3. Low carbon design:
By sourcing recycled or renewable materials, Apple has been able to further decrease its carbon emissions. For example, the carbon footprint of the aluminum enclosures for the company’s MacBook computers has been steadily decreasing since 2015. To do this, Apple has sourced aluminum from hydro-powered smelters, improving the material efficiency of manufacturing processes and increasing the recycled content in its products. Use of 100% recycled aluminum for the enclosure of the new Mac Mini and MacBook Air has cut the carbon footprint of these products nearly in half.
Helping the Planet
Apple has partnered with Conservation International to protect and restore a 11,000-hectare mangrove forest in Colombia, which is expected to sequester 1 million tonnes of CO2 over the project’s lifetime. These mangroves not only protect the coasts and help support the livelihood of the communities where they grow, but they can also store up to 10 times more carbon than forests on land. This is because mangroves store significant amounts of “blue” carbon in the soil below the water line, in addition to stored carbon in their roots, leaves and branches like other trees.
This project with Conservation International is the first to fully value the entire ecosystem — including trees and soil — for its climate mitigation value. Apple hopes this effort will encourage the protection of threatened mangrove ecosystems globally as important resources in the fight against climate change.

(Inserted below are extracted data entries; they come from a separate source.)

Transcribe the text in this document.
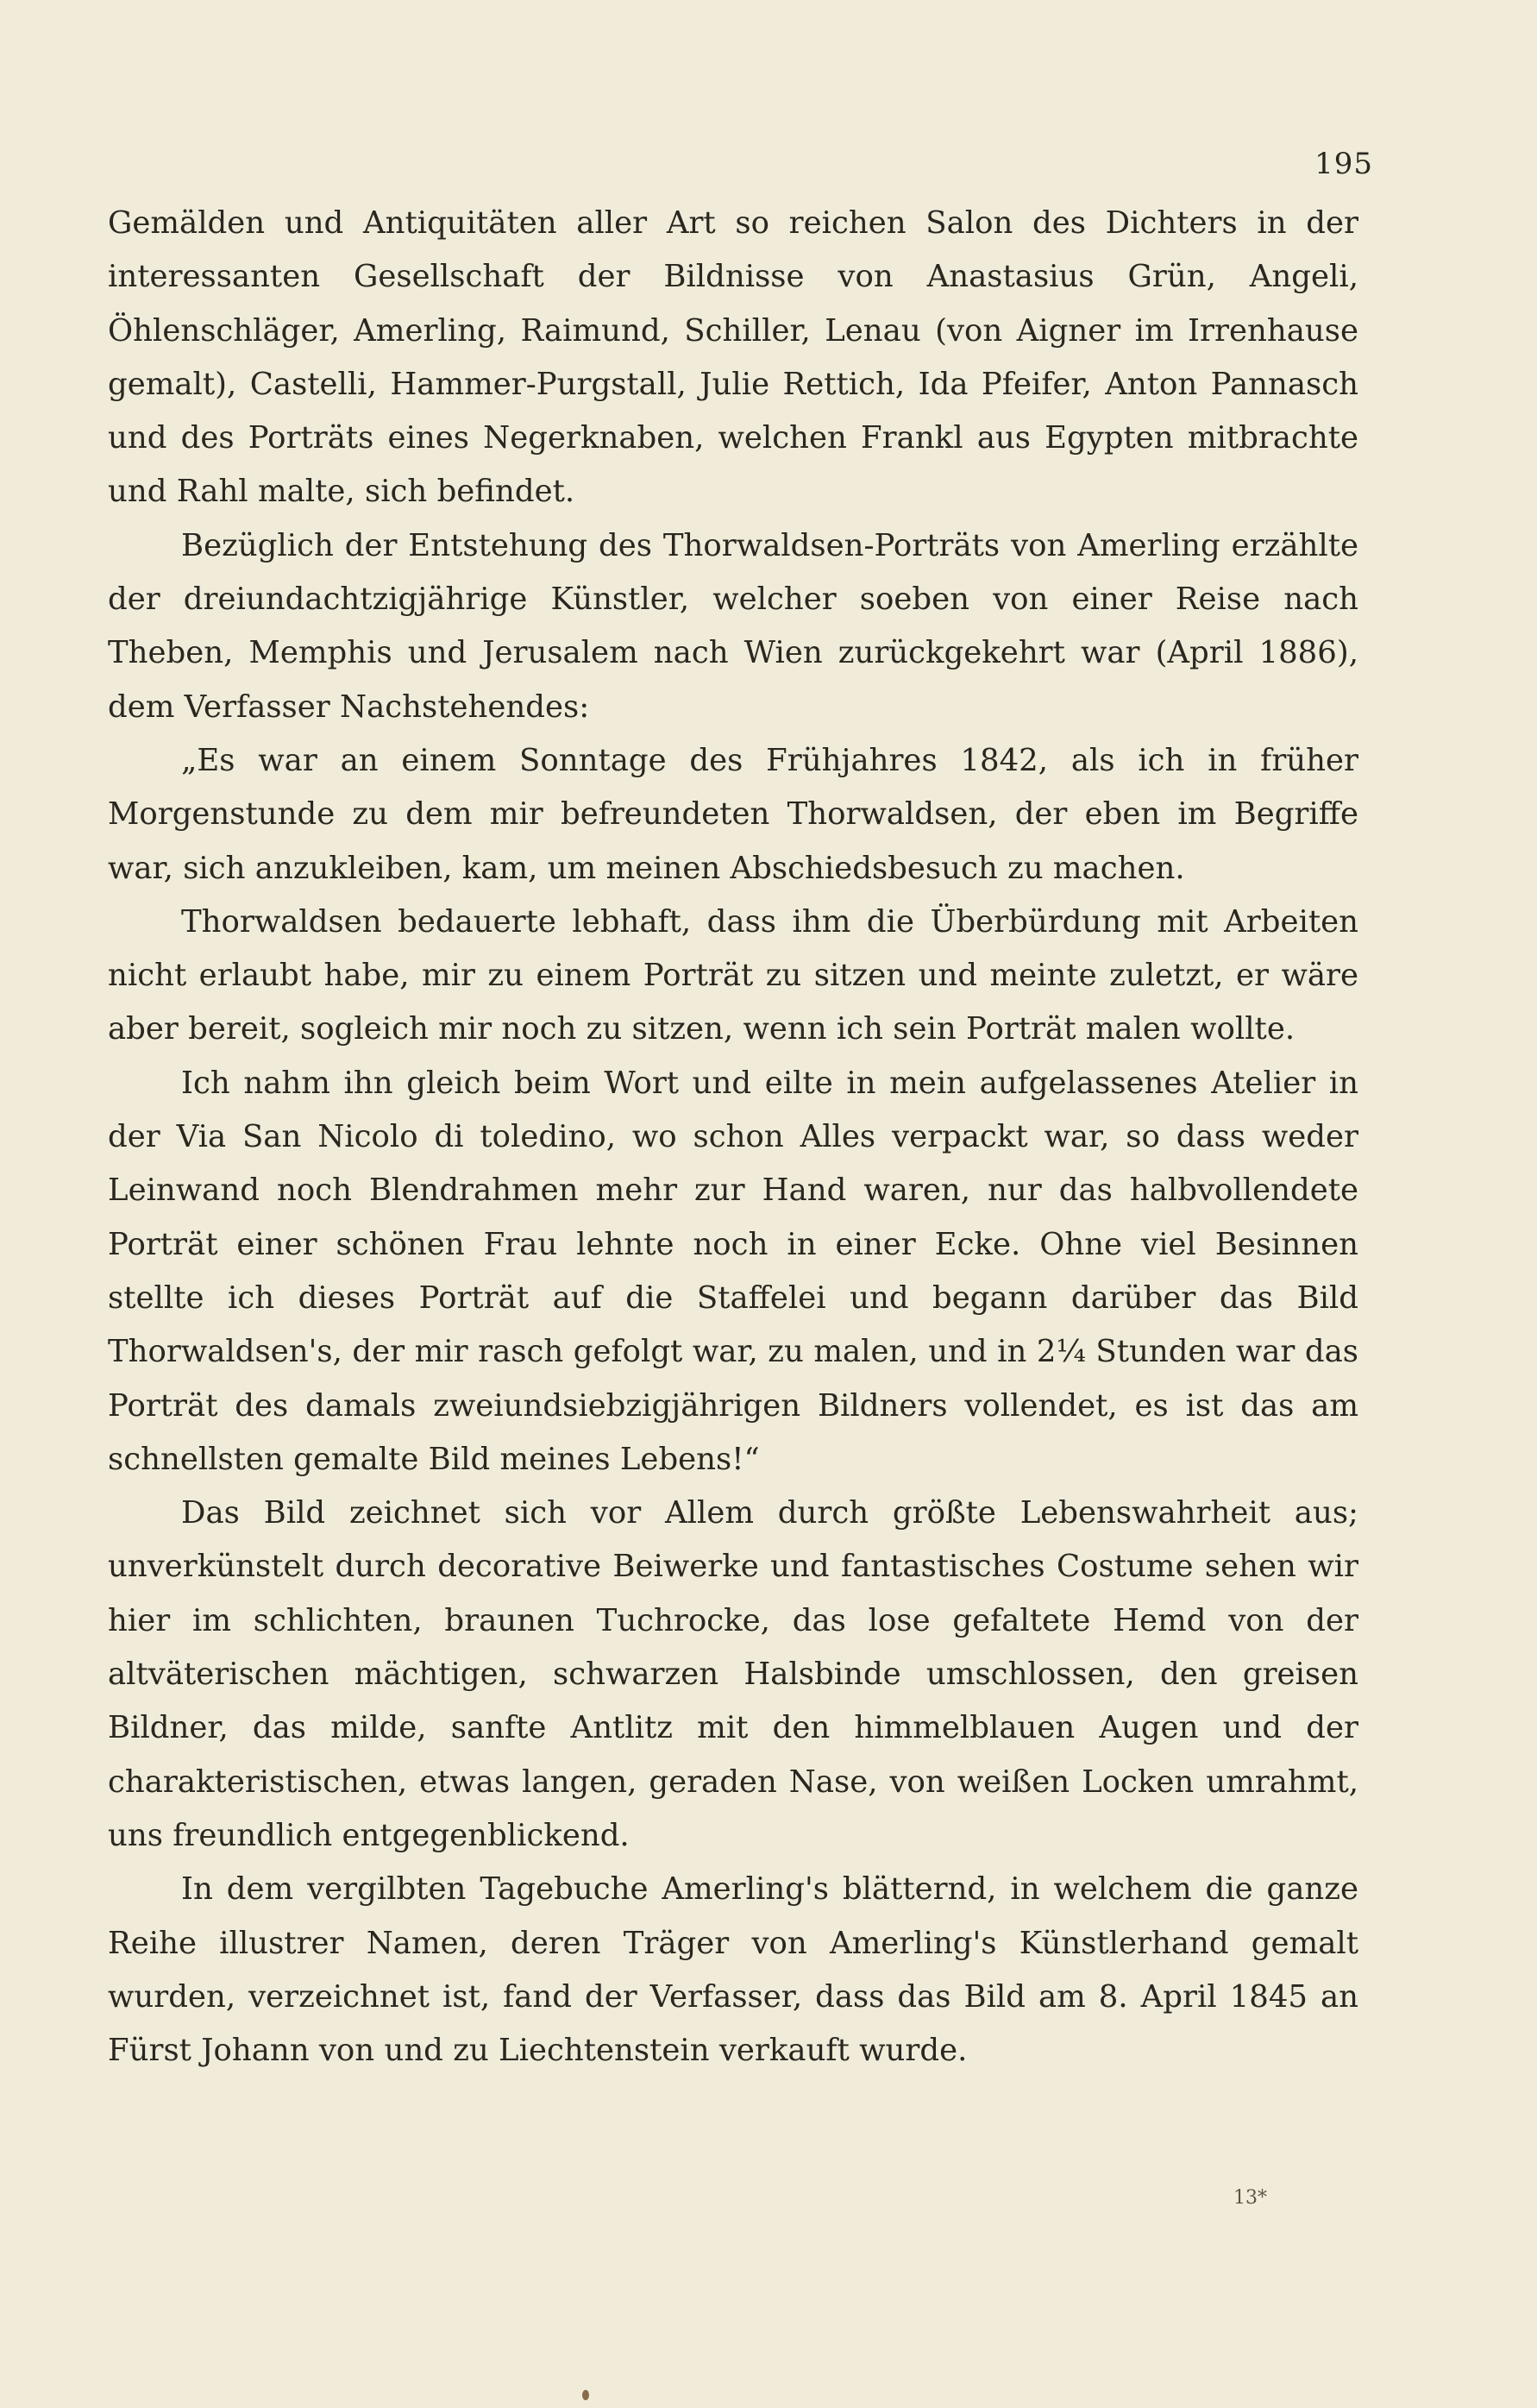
195

Gemälden und Antiquitäten aller Art so reichen Salon des Dichters in der interessanten Gesellschaft der Bildnisse von Anastasius Grün, Angeli, Öhlenschläger, Amerling, Raimund, Schiller, Lenau (von Aigner im Irrenhause gemalt), Castelli, Hammer-Purgstall, Julie Rettich, Ida Pfeifer, Anton Pannasch und des Porträts eines Negerknaben, welchen Frankl aus Egypten mitbrachte und Rahl malte, sich befindet.

Bezüglich der Entstehung des Thorwaldsen-Porträts von Amerling erzählte der dreiundachtzigjährige Künstler, welcher soeben von einer Reise nach Theben, Memphis und Jerusalem nach Wien zurückgekehrt war (April 1886), dem Verfasser Nachstehendes:

„Es war an einem Sonntage des Frühjahres 1842, als ich in früher Morgenstunde zu dem mir befreundeten Thorwaldsen, der eben im Begriffe war, sich anzukleiben, kam, um meinen Abschiedsbesuch zu machen.

Thorwaldsen bedauerte lebhaft, dass ihm die Überbürdung mit Arbeiten nicht erlaubt habe, mir zu einem Porträt zu sitzen und meinte zuletzt, er wäre aber bereit, sogleich mir noch zu sitzen, wenn ich sein Porträt malen wollte.

Ich nahm ihn gleich beim Wort und eilte in mein aufgelassenes Atelier in der Via San Nicolo di toledino, wo schon Alles verpackt war, so dass weder Leinwand noch Blendrahmen mehr zur Hand waren, nur das halbvollendete Porträt einer schönen Frau lehnte noch in einer Ecke. Ohne viel Besinnen stellte ich dieses Porträt auf die Staffelei und begann darüber das Bild Thorwaldsen's, der mir rasch gefolgt war, zu malen, und in 2¼ Stunden war das Porträt des damals zweiundsiebzigjährigen Bildners vollendet, es ist das am schnellsten gemalte Bild meines Lebens!“

Das Bild zeichnet sich vor Allem durch größte Lebenswahrheit aus; unverkünstelt durch decorative Beiwerke und fantastisches Costume sehen wir hier im schlichten, braunen Tuchrocke, das lose gefaltete Hemd von der altväterischen mächtigen, schwarzen Halsbinde umschlossen, den greisen Bildner, das milde, sanfte Antlitz mit den himmelblauen Augen und der charakteristischen, etwas langen, geraden Nase, von weißen Locken umrahmt, uns freundlich entgegenblickend.

In dem vergilbten Tagebuche Amerling's blätternd, in welchem die ganze Reihe illustrer Namen, deren Träger von Amerling's Künstlerhand gemalt wurden, verzeichnet ist, fand der Verfasser, dass das Bild am 8. April 1845 an Fürst Johann von und zu Liechtenstein verkauft wurde.

13*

Apple’s investments in energy efficiency and clean energy initiatives not only provide cost savings for Apple and its suppliers, but also promote economic opportunity by promoting new renewable energy markets. By issuing green bonds, Apple has invested in programmes that offer both environmental and organizational benefits. In 2016, its green bond was the first to be offered by a United States tech company and, at USD 1.5 billion, the largest green bond issued by any U.S. corporation. In June 2017, following the U.S. Administration’s announcement of its intention to withdraw from the Paris Agreement, Apple issued its second green bond, a USD 1 billion issuance. Apple has invested over USD 165 million, from this second green bond alone, to energy efficiency programmes which will reduce costs and save more than 2 million kWh annually throughout the life of the projects.
Apple has partnered with nine companies, among them Fujitsu, Ikea, Microsoft, Patagonia and Sony, to formally encourage the Japanese government to promote corporate renewable energy. In addition, Apple is promoting the creation of a renewable energy credit market in China, as part of the Green Electricity Consumption Cooperative towards climate neutrality.
Beyond policy engagement, Apple products are also helping reduce emissions — for example, the average amount of energy used by an Apple product has decreased by 70% across all of its major product lines. The company has reduced the carbon footprint of its manufacturing process through the use of recycled materials. Customers are also encouraged to return old devices through Apple Trade In, which further avoids the emissions associated with raw material extraction.